Old portraits adorn the walls, the painted faces like silent witnesses to our fear and desperation.
I swallow hard, glancing left and right at walls lined with antique furniture scattered without rhyme or rhythm. Small tables with two chairs, bigger ones without any, leather couches and benches, low coffee tables, tall stools: none are occupied. Not even those in front of a makeshift, unmanned bar. Crystal glasses line the counter beside dozens of bottles waiting to be emptied.
No one’s drinking yet. No one’s using the furniture. The men take a stance around the edges of a massive rug that dominates the room. It’s a masterpiece, stretching out like a canvas, each stitch telling a part of the story of Napoleon’s army, a landscape of distant battlefields brought to life with vibrant soldiers and horses.
Something like this should be displayed, not walked on. Though no one steps one foot on it as more men enter, leaving their girls at the front.
The air is thick with dust, cologne, and perfume, partially masking the stench of fear, but not even the soft music in the background lightens the atmosphere.
Darius stops by a long table just left of the entrance and my heart gallops faster. Whips, belts, and carpet beaters are laid out on a black cloth, each more menacing than the last.
“Your usual or are you mixing it up today?” the man behind the table asks, his voice dripping with sly eagerness.
“A viper doesn’t shed its venom, Desmond. Give me that one.” Darius points out a leather whip, the thong at least two meters long.
We move along, rounding the whole room, passing men who patiently wait for... something. Every step I take feels heavier, my body weighed down by dread as we move to the far edge of the rug, facing the entrance.
The rest of the girls are herded like cattle, standing in three rows on the opposite side of the ballroom, the door behind them now closed. Most are silently choking on their tears.
“Now watch and pay attention,” Darius says, gripping my elbow.
I wonder why he’s keeping me here instead of sending me to stand with the other girls.
He takes a firm stance, raising a hand for silence. Someone offers him a glass of amber liquid, and all eyes turn his way.

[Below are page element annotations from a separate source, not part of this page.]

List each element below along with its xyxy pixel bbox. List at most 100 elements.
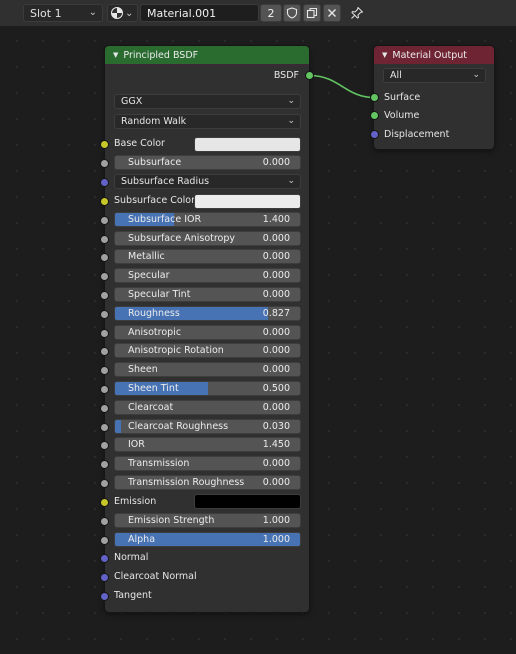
- metallic-socket[interactable]: [101, 253, 108, 261]
- specular-value: 0.000: [262, 270, 290, 281]
- roughness-label: Roughness: [128, 308, 180, 319]
- transmission-socket[interactable]: [101, 460, 108, 468]
- emission-swatch[interactable]: [194, 494, 301, 509]
- anisotropic-rotation-slider[interactable]: Anisotropic Rotation 0.000: [114, 343, 301, 358]
- transmission-slider[interactable]: Transmission 0.000: [114, 456, 301, 471]
- ior-label: IOR: [128, 439, 145, 450]
- bsdf-output-socket[interactable]: [305, 71, 313, 79]
- subsurface-anisotropy-slider[interactable]: Subsurface Anisotropy 0.000: [114, 231, 301, 246]
- unlink-material-button[interactable]: [323, 4, 341, 22]
- base-color-swatch[interactable]: [194, 137, 301, 152]
- new-material-button[interactable]: [303, 4, 321, 22]
- sheen-tint-slider[interactable]: Sheen Tint 0.500: [114, 381, 301, 396]
- roughness-value: 0.827: [262, 308, 290, 319]
- metallic-slider[interactable]: Metallic 0.000: [114, 249, 301, 264]
- user-count-button[interactable]: 2: [260, 4, 282, 22]
- material-sphere-icon: [111, 7, 123, 19]
- clearcoat-roughness-slider-fill: [115, 420, 121, 433]
- anisotropic-rotation-socket[interactable]: [101, 347, 108, 355]
- transmission-label: Transmission: [128, 458, 190, 469]
- surface-socket[interactable]: [370, 94, 378, 101]
- anisotropic-socket[interactable]: [101, 329, 108, 337]
- subsurface-color-label: Subsurface Color: [114, 195, 196, 206]
- chevron-down-icon: ⌄: [472, 70, 480, 80]
- material-name-field[interactable]: Material.001: [140, 4, 259, 22]
- fake-user-button[interactable]: [283, 4, 301, 22]
- slot-selector[interactable]: Slot 1 ⌄: [23, 4, 103, 22]
- sheen-tint-label: Sheen Tint: [128, 383, 179, 394]
- subsurface-radius-socket[interactable]: [101, 178, 108, 186]
- collapse-chevron-icon[interactable]: ▼: [382, 51, 387, 59]
- distribution-dropdown[interactable]: GGX ⌄: [114, 94, 301, 109]
- subsurface-color-socket[interactable]: [101, 197, 108, 205]
- subsurface-ior-socket[interactable]: [101, 216, 108, 224]
- render-target-value: All: [390, 70, 402, 81]
- specular-tint-slider[interactable]: Specular Tint 0.000: [114, 287, 301, 302]
- subsurface-slider[interactable]: Subsurface 0.000: [114, 155, 301, 170]
- clearcoat-normal-socket[interactable]: [101, 573, 108, 581]
- node-editor-header: Slot 1 ⌄ ⌄ Material.001 2: [0, 0, 516, 26]
- bsdf-output-label: BSDF: [273, 69, 299, 81]
- base-color-socket[interactable]: [101, 140, 108, 148]
- subsurface-method-dropdown[interactable]: Random Walk ⌄: [114, 114, 301, 129]
- displacement-socket[interactable]: [370, 131, 378, 138]
- base-color-label: Base Color: [114, 138, 165, 149]
- clearcoat-socket[interactable]: [101, 404, 108, 412]
- metallic-label: Metallic: [128, 251, 165, 262]
- ior-socket[interactable]: [101, 441, 108, 449]
- tangent-label: Tangent: [114, 590, 152, 601]
- anisotropic-label: Anisotropic: [128, 327, 182, 338]
- emission-socket[interactable]: [101, 498, 108, 506]
- subsurface-ior-slider[interactable]: Subsurface IOR 1.400: [114, 212, 301, 227]
- subsurface-method-value: Random Walk: [121, 116, 187, 127]
- transmission-value: 0.000: [262, 458, 290, 469]
- subsurface-color-swatch[interactable]: [194, 194, 301, 209]
- browse-material-button[interactable]: ⌄: [107, 4, 138, 22]
- render-target-dropdown[interactable]: All ⌄: [383, 68, 486, 83]
- node-header[interactable]: ▼ Principled BSDF: [105, 46, 309, 64]
- alpha-slider[interactable]: Alpha 1.000: [114, 532, 301, 547]
- sheen-slider[interactable]: Sheen 0.000: [114, 362, 301, 377]
- subsurface-anisotropy-socket[interactable]: [101, 235, 108, 243]
- roughness-slider[interactable]: Roughness 0.827: [114, 306, 301, 321]
- anisotropic-rotation-value: 0.000: [262, 345, 290, 356]
- material-name: Material.001: [147, 6, 217, 20]
- anisotropic-slider[interactable]: Anisotropic 0.000: [114, 325, 301, 340]
- sheen-socket[interactable]: [101, 366, 108, 374]
- alpha-socket[interactable]: [101, 536, 108, 544]
- transmission-roughness-socket[interactable]: [101, 479, 108, 487]
- principled-bsdf-node[interactable]: ▼ Principled BSDF BSDF GGX ⌄ Random Walk…: [101, 46, 313, 612]
- specular-tint-socket[interactable]: [101, 291, 108, 299]
- subsurface-label: Subsurface: [128, 157, 182, 168]
- clearcoat-roughness-slider[interactable]: Clearcoat Roughness 0.030: [114, 419, 301, 434]
- material-output-node[interactable]: ▼ Material Output All ⌄ Surface Volume D…: [370, 46, 494, 149]
- user-count: 2: [267, 6, 275, 20]
- bsdf-to-surface-link: [309, 74, 375, 99]
- transmission-roughness-slider[interactable]: Transmission Roughness 0.000: [114, 475, 301, 490]
- clearcoat-roughness-socket[interactable]: [101, 423, 108, 431]
- volume-socket[interactable]: [370, 112, 378, 119]
- roughness-socket[interactable]: [101, 310, 108, 318]
- clearcoat-slider[interactable]: Clearcoat 0.000: [114, 400, 301, 415]
- tangent-socket[interactable]: [101, 592, 108, 600]
- ior-slider[interactable]: IOR 1.450: [114, 437, 301, 452]
- normal-socket[interactable]: [101, 554, 108, 562]
- sheen-tint-socket[interactable]: [101, 385, 108, 393]
- displacement-label: Displacement: [384, 128, 450, 140]
- subsurface-radius-dropdown[interactable]: Subsurface Radius ⌄: [114, 174, 301, 189]
- chevron-down-icon: ⌄: [287, 176, 295, 186]
- surface-label: Surface: [384, 91, 421, 103]
- close-icon: [328, 9, 336, 17]
- duplicate-icon: [306, 7, 318, 19]
- subsurface-socket[interactable]: [101, 159, 108, 167]
- emission-strength-slider[interactable]: Emission Strength 1.000: [114, 513, 301, 528]
- specular-slider[interactable]: Specular 0.000: [114, 268, 301, 283]
- pin-icon: [351, 6, 364, 19]
- pin-button[interactable]: [349, 5, 365, 21]
- emission-strength-socket[interactable]: [101, 517, 108, 525]
- sheen-value: 0.000: [262, 364, 290, 375]
- node-header[interactable]: ▼ Material Output: [374, 46, 494, 64]
- collapse-chevron-icon[interactable]: ▼: [113, 51, 118, 59]
- specular-socket[interactable]: [101, 272, 108, 280]
- emission-strength-value: 1.000: [262, 515, 290, 526]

“Gentlemen!” he denotes. “It’s full house at the auction this weekend, including a few big players arriving to browse. I don’t have to tell you private buyers are what we’re aiming for, do I? We’ll need all the merch we have. Have fun, but break them and I’ll break your necks.” He takes a long gulp of his drink and every man in the room follows his lead. “Desmond! Let’s get this party started!”
“Grab that albino chick first!” someone yells.
The man from behind the table of torture steps forward, his eyes finding a girl dressed in dusty blue. The one with long, straight violet hair I stared at in the bedroom.
God, she’s so fucking beautiful... and so scared I can see her shaking from fifty feet away.